JERRY MANDER: Technology is never "neutral"

Megatechnology: An Interview With Jerry Mander

by Scott London for Friction Magazine

December 10, 2001

“Megatechnology” is a word that appears quite often in your writing. What does it mean?

I use the term “megatechnology” to describe a new reality where many technologies intertwine to create new technologies. For example, we talk about computers as if they were a single technology, but in fact they are intertwined with many, many other technologies. So it’s no longer possible to relate to the computer on a one-to-one basis. We live in a new kind of global environment where everything is mediated by technology. We are interactive with it every minute of the day. We are in a car, or in an office with all kinds of machines, or relating to computers, or watching TV, or walking down the street (which is also a form of technology). So, we are constantly relating to it. We live in a technology environment, a technosphere.

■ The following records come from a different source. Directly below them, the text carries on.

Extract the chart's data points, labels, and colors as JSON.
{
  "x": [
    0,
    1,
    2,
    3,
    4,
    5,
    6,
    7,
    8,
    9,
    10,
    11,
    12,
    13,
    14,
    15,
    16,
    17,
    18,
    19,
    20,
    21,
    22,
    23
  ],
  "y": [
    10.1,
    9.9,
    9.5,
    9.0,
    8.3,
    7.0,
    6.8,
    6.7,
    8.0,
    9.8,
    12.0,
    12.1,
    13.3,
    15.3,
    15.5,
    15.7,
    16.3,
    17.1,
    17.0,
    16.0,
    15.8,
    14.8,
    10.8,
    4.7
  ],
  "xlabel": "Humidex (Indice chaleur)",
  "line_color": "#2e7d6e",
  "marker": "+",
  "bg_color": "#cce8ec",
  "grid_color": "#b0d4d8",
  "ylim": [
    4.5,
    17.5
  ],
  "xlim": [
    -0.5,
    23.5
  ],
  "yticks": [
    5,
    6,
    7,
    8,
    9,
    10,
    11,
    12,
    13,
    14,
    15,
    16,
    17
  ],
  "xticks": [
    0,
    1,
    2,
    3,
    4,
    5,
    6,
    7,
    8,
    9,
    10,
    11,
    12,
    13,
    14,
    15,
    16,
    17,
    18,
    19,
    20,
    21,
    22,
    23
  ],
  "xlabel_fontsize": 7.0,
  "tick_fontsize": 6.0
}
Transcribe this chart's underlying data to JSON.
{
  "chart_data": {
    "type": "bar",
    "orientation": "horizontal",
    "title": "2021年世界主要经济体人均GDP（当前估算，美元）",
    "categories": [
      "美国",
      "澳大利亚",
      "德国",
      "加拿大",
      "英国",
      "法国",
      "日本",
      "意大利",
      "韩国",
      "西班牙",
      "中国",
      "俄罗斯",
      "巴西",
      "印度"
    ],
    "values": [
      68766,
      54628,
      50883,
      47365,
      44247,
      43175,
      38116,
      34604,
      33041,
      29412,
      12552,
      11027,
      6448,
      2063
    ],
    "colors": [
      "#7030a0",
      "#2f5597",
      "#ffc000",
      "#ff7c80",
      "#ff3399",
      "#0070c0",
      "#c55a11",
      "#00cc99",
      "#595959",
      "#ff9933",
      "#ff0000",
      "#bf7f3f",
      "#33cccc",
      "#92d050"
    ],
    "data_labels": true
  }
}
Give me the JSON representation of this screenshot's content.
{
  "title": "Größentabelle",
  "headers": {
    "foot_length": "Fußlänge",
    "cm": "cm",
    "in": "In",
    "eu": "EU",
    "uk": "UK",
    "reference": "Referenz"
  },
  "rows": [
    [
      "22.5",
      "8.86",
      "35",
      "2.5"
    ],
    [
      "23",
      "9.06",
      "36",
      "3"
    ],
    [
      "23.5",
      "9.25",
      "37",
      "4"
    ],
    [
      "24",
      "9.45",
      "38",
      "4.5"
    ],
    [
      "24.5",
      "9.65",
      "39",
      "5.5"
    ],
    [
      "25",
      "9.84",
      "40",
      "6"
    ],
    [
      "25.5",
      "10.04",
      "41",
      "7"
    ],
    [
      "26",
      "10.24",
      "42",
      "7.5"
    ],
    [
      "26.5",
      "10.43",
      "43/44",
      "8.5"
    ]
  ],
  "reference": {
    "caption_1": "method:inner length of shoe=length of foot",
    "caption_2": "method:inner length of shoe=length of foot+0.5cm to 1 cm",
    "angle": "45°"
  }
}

What do you think that does to us?

Well, just as other creatures co-evolve with their environment, we are co-evolving with our technologies. In nature, creatures evolve by adjusting and reacting to other creatures. It used to be that way with human beings as well. But now we are co-evolving mainly with machines. Our compromise with them is that we start to become like them—we have to become a little like them in order to use them.

What do you mean?

I mean that if you’re going to play a video game, for example, the point is to speed up your hand-eye coordination. The better you get at the video game, the faster your hand-eye connection. What you are doing with your hands and eyes is involving yourself in the computer program. So you are creating a cycle of actions and reactions with the computer technology. As your awareness and your nervous system become tuned to the computer, you are changed accordingly.

This is true of any technology. Look at television, for example. To watch television is to take in images that are artificially created for a specific purpose. By carrying these images, you begin to turn into them. That’s basic to education and to all experience: as you ingest your environment you begin to evolve with it. In the case of television, you are evolving on the basis of carefully selected and programmed images, so you are getting acted on in a very aggressive manner. Television turns you into its own images. It rearranges your mind.

A point you make quite often is that technology is not neutral, as many people presume. It may seem neutral when we look at it in purely personal terms—the personal benefits of a computer, for example — but from a broader social and political perspective, technology actually changes our reality in dramatic and sometimes dangerous ways.

We need to understand how technology affects the whole system. Although we may find computers to be very helpful, or television to be entertaining, or cars able to move us rapidly where we need to go, these things also have serious effects on the environment, on the speed of life, on the way we think, on how we view ourselves, on how we react with nature, and on how power changes in the system. All of these are systemic changes; they are things that happen in the system as a whole.